Bandertainment: The act of providing online music education in an entertaining format to middle school band students during a global pandemic

One of the few, and I mean VERY few (as in this is the only one), things I miss about teaching through Covid was introducing new wind band music to my students. Every day, without fail, I started class with the Band Piece of the Day. It started as a way to create some sort of structure as well as kill 3-30 minutes of class time. Hey, no side eye, we were all making it up as we went, and you try teaching middle school band online. I hear the Google Meet chime and to this day I get the shakes. IT’S BEEN FIVE YEARS. The very opposite of good times, good times. But I digress. I’d give a little entertaining background on the piece and composer and let ‘er rip. I have no idea if the kids were listening or if they even gave half a golden shit but I was putting it out there. Given our technological limitations it was the best I could do some days. 100+ days of band music in a time when everything was scary and uncertain, including wondering if a kid was gonna accidentally leave the webcam on as they took the Chromebook on a bathroom trip. Yes. Really happened.

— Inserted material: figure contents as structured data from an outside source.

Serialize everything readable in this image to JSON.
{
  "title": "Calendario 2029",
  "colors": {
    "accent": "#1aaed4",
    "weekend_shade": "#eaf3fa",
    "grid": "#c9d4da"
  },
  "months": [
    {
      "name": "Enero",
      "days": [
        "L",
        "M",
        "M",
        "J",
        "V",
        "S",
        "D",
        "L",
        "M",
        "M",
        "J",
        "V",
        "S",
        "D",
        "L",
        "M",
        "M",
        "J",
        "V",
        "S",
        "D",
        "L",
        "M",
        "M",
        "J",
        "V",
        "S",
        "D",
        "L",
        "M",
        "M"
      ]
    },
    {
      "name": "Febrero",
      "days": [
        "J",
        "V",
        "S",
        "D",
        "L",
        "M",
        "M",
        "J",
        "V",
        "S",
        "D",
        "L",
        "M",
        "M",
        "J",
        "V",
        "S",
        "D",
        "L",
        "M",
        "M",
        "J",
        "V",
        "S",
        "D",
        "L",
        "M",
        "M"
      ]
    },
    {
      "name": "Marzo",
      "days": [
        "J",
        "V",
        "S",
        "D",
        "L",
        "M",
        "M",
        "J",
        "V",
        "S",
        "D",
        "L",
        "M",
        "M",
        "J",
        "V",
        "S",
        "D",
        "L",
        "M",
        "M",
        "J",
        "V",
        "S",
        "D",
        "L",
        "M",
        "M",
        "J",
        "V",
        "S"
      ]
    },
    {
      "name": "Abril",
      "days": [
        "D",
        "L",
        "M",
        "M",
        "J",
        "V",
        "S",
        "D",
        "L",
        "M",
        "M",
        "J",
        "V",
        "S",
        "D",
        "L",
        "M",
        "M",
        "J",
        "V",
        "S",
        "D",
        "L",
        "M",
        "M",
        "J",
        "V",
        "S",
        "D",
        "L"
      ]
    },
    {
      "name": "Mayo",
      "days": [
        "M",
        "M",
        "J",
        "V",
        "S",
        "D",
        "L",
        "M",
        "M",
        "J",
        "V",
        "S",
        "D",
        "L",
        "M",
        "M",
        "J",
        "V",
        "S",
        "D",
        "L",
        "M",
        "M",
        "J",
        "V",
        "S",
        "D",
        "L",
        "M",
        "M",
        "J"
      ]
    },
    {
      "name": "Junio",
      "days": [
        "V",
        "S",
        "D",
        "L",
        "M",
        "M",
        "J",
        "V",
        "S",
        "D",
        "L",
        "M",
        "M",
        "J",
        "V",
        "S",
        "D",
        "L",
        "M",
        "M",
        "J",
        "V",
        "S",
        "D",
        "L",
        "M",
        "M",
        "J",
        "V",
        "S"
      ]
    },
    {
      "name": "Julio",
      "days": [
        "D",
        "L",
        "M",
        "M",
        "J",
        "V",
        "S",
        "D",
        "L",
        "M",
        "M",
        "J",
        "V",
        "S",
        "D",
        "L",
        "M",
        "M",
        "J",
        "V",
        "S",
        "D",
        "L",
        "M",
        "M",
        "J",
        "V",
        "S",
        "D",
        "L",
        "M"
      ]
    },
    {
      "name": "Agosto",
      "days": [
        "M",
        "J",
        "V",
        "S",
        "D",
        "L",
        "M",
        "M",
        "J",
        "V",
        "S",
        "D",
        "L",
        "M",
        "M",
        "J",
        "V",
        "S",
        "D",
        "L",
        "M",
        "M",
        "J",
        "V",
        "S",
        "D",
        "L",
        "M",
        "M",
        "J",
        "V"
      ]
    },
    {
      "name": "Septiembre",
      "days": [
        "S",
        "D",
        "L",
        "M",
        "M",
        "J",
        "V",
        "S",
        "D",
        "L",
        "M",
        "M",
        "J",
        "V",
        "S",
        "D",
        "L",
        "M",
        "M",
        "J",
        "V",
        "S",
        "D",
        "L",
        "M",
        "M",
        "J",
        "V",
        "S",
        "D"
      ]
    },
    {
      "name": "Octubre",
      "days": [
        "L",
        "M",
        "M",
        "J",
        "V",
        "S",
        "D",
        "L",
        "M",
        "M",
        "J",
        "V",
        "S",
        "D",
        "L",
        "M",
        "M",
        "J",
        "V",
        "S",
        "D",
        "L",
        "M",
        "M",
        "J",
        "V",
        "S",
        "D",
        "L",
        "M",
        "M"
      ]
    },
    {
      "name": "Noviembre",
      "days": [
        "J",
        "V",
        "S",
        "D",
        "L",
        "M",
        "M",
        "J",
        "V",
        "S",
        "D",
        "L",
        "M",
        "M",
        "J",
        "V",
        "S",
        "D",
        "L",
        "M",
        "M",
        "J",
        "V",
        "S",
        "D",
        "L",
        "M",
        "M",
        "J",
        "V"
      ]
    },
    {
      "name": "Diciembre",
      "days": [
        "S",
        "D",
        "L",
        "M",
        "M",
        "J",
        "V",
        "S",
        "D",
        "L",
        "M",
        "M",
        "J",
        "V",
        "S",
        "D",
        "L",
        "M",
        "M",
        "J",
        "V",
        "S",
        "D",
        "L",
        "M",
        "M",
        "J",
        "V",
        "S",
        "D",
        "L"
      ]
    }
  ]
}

I kept it up when I left teaching and started working at a small edtech marketing firm. Band Music Friday was born when I needed to share a piece I loved and really felt the pull to write. Again, sharing a band piece I loved with background details on it, only this time it didn’t have to be rated G so I had a good time with it. My colleagues there, being A+ awesome human beings, loved it, actually listened to the music and loved it, and so I tried to get a BMF up most weeks.
Why? Why do this? Who gives a shit about band music? It’s just little kids honking through a beginning band concert, or high schoolers in odorous wool marching out of step as people buy hot dogs during halftime, right?
Bitch, please. 🙄
Wind ensemble music is having a moment. The quality and depth of music written over the last 25-30 years is extraordinary, and don’t even get me started on the ensembles playing that music. It all deserves every bit as much respect granted to orchestral music and ensembles, but struggles against tired band stereotypes. This one time, at band camp…? Legit one of the funniest movie scenes I’ve seen; Tom and I went to see that movie one lovely summer evening, and I wore a T-shirt with flute printed on it in 20+ languages. The movie has been out forever so it’s on you if you don’t know the punchline to that joke and why my shirt got SO MANY STARES; go consult with The Google Machine if you don’t know it. But those tired stereotypes persist and that pisses me off.
So I’m bringing Band Music Friday here. Might not be every week but it’ll always be on a Friday because this is my playground and I’m on something like my fifth rodeo. Sixth, if I count that one time at band camp…😏
Today’s Band Music Friday is courtesy of our composer friend Gustav Holst. You may know him as the composer of such bangers as The Planets, but true band geeks know him as “the orchestral composer who respected and loved writing for wind band and so he did.” My dude knew quality.
The piece I picked is his First Suite in Eb (recognized as one of the earliest examples of modern band instrumentation) and I’m sharing two versions. First is the full suite, performed by the Tokyo Kosei Wind Orchestra (a fantastic ensemble in Japan, which BTW, has an incredible wind band history courtesy of Frederick Fennell who was at Eastman School of Music forever and brought it over. But I digress; Uncle Freddy and wind band in Japan is an entire Band Music Friday by itself). Your standard lovely performance; I’m starting BMF with classics before sharing some blow your soul straight outta your body favorites.
The second is a YouTube video of The President’s Own Marine Band. I wanted to share this because it best shows what musicians did (or tried to do) during the early months of the pandemic. There were a lot of these “bands in squares.” We needed to make music, even when it was damned near impossible to get together. Every one of the musicians has a click track in their ear and they recorded themselves playing to it. This being the best wind band in the country (and my very own Walter Mitty fantasy), they have impeccable tuning, and balance was essentially after the fact with mixing board music software. I get emotional watching this, because at the time none of us knew how long we’d be playing solo or if we’d ever get to gather to make music again. I did one of these “band in a box” recordings during the pandemic and it’s harder than it looks. There’s so much interplay between musicians, especially of the near-psychic sort, that playing into a camera and hoping it all comes out ok is a paltry substitution.
Please to enjoy. Have a great weekend!